By Jeff Stein
Spanish prosecutors are asking a judge to issue arrest warrants for 13 CIA agents who they believe were involved in the spy agency’s 2004 “extraordinary rendition” of a German citizen, according to Spain's El Pais newspaper.
Prosecutors claim jurisdiction in the case because CIA personnel who handled the rendition of Khaled El-Masri had a stopover in Majorca en route to Macedonia. El-Masri has said he was taken to Afghanistan, where he was tortured for several months and then released when the CIA realized it had been a case of mistaken identity.
The Madrid-based El Pais listed the names of the alleged CIA employees, saying prosecutors suspected them of involvement in the abduction of El-Masri from Macedonia, where he was vacationing, to a secret CIA prison known as the “Salt Pit.”
“El-Masri was placed on a CIA-chartered jet that arrived in Macedonia from Palma de Majorca in January 2004, en route ultimately to Afghanistan,” wrote Harpers online blogger and international law specialist Scott Horton, who reported earlier on the Spanish developments Wednesday. “It appears that Majorca was used regularly as a refueling and temporary sheltering point for the CIA, with the knowledge of the prior conservative government.”
But much remains uncertain about the case, including the accuracy of the names on the prosecutors’ list, which they said were provided by the Guardia Civil, or national police.
El Pais indicated that police obtained guest records from a luxury hotel in Majorca that showed CIA personnel stayed there under false names on the night before they flew to Skopje to pick up Masri.
Prosecutors believe that the London-based human rights organization “Reprieve” has the real names of the CIA operatives, according to El Pais, and have asked the National Court to subpoena the authors of the list “for the purposes of ratifying the report about the identification of the true identity of the crew."
The CIA refuses to confirm or deny the accuracy of the names, as it did in a similar case in Milan.

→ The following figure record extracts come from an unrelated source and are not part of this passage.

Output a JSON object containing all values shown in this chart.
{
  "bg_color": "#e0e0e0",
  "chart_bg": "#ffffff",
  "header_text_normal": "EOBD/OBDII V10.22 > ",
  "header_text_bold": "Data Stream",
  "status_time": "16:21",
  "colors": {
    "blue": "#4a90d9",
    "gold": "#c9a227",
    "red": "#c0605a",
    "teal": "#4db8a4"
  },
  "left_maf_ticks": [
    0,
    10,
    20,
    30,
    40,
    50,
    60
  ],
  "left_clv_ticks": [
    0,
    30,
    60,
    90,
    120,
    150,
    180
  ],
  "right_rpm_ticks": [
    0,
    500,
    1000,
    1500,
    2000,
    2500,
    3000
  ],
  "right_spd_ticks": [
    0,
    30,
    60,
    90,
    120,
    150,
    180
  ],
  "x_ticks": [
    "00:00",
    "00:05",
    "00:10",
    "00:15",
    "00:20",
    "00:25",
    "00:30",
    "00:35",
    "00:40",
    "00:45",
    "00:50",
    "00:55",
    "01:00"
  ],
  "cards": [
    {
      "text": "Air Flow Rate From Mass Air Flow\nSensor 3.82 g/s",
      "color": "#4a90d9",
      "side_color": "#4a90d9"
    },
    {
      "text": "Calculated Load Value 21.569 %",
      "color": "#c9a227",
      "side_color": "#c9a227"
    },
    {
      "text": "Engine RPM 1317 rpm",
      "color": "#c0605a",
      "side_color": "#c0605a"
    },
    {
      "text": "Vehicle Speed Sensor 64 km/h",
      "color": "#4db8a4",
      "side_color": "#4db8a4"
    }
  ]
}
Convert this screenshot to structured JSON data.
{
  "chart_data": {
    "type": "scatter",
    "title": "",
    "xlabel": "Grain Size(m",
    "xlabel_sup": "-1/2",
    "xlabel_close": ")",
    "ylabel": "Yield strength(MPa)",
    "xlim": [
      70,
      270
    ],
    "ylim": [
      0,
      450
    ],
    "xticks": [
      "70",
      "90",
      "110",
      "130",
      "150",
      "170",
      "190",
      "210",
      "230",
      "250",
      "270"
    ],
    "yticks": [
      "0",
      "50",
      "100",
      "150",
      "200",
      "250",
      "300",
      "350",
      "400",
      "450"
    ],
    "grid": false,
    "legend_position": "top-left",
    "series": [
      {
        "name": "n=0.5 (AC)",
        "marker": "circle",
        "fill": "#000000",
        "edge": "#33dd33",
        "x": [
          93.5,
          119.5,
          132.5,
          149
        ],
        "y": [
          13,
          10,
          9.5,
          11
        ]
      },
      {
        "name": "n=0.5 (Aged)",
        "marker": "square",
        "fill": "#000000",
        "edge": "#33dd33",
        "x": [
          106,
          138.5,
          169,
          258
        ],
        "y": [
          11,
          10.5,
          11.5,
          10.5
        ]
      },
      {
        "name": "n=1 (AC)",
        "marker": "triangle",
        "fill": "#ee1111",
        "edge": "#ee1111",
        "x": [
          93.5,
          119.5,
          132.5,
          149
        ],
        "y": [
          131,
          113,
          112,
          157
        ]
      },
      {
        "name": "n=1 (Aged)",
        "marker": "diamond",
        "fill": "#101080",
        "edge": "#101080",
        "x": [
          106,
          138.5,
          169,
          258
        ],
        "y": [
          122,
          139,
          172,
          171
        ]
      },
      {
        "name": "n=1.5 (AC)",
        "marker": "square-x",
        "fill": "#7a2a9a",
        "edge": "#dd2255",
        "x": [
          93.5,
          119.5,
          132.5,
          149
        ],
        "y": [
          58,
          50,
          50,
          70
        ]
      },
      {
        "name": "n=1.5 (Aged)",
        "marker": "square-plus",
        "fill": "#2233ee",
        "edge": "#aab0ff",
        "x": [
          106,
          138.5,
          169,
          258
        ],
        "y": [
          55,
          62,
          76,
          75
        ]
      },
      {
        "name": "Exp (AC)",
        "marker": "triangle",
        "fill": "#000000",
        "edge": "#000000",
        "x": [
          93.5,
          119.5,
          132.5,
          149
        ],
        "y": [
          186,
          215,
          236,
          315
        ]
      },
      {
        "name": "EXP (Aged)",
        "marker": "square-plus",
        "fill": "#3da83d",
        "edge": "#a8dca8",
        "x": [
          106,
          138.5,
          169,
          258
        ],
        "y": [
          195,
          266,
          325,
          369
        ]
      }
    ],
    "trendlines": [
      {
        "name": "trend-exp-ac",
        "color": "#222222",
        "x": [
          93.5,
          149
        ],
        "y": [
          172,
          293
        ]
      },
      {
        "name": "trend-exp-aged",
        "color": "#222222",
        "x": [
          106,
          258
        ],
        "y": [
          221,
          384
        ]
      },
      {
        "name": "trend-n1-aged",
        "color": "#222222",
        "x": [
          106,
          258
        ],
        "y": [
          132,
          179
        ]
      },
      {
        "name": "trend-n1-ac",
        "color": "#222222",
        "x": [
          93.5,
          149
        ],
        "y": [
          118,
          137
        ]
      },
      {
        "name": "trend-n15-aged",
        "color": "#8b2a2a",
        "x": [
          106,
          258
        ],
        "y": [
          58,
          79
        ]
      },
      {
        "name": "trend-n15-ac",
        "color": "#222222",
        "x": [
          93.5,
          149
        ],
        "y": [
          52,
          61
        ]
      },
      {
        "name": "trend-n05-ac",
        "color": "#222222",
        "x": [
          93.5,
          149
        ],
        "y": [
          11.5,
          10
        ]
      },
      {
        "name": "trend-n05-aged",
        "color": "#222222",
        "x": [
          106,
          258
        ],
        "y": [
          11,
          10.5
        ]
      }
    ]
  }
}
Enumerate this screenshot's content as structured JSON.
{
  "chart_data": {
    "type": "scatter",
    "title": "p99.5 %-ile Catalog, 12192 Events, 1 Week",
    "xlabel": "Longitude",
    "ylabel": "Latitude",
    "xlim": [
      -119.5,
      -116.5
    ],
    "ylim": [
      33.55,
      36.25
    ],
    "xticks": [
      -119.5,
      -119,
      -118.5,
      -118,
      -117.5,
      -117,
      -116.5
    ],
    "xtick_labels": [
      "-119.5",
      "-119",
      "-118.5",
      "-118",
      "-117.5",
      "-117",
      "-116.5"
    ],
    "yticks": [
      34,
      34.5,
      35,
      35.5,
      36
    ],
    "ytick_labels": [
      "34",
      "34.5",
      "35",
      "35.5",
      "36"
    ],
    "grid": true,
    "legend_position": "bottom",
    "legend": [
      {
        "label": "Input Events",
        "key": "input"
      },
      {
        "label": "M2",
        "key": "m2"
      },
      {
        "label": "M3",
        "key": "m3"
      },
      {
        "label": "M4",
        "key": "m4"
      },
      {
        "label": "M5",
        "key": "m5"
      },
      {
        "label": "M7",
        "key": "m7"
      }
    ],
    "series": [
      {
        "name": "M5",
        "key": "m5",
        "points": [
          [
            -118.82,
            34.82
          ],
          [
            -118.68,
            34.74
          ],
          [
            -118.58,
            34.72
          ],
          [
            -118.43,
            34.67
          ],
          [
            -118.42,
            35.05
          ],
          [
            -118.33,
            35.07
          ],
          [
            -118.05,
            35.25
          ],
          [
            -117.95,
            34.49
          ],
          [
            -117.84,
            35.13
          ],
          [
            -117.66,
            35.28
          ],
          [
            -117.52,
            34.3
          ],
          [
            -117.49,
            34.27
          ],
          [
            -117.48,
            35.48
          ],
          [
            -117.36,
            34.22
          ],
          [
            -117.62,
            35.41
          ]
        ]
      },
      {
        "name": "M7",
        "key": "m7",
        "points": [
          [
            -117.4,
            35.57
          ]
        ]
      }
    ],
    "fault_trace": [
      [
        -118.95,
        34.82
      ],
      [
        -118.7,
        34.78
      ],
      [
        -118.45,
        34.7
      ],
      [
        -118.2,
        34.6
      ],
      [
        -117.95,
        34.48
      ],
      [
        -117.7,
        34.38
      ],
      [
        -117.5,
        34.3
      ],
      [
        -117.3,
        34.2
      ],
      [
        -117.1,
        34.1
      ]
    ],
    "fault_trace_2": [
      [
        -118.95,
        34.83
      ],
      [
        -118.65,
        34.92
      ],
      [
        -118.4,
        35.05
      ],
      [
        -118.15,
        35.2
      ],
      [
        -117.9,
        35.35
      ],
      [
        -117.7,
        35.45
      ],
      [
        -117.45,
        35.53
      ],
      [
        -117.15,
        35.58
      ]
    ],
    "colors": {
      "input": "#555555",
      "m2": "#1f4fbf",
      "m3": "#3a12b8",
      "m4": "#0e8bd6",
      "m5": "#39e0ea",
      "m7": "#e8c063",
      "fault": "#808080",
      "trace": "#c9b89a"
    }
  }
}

Last year nearly two dozen CIA operatives were convicted in absentia in Milan on charges of kidnapping a suspected al Qaeda operative known as Abu Omar, in 2003.
The Spanish prosecutors are also not certain whether Majorca was used in the Masri extradition, El Pais reported.
“The prosecutor's office also indicates in its filing that it has not been established that the US authorities ‘used the bases [in Spain] to transport detainees in the course of Operation Enduring Freedom,’ the military unit organized by Washington to fight against terrorism in Afghanistan,” the paper said.
It’s not the first time the names on the Spanish list have surfaced. A few years ago German prosecutors requested that the federal government in Berlin ask Washington to extradite CIA personnel allegedly involved in the Masri case.
“In a compromise,” The Washington Post’s Craig Whitlock reported in September 2007, “German officials sent an informal inquiry to Washington last month. When U.S. officials responded that they would not cooperate, German authorities agreed to drop the matter.”
Whitlock added, “Some German security officials had opposed the extradition request, arguing that it could undermine U.S.-German cooperation against terrorism.”
In Italy, likewise, the Italian Ministry of Justice refused to honor the Milan prosecutor's request to ask Washington for the extradition of agents.
The same outcome could await Spanish prosecutors, regardless of whether the National Court honors their request.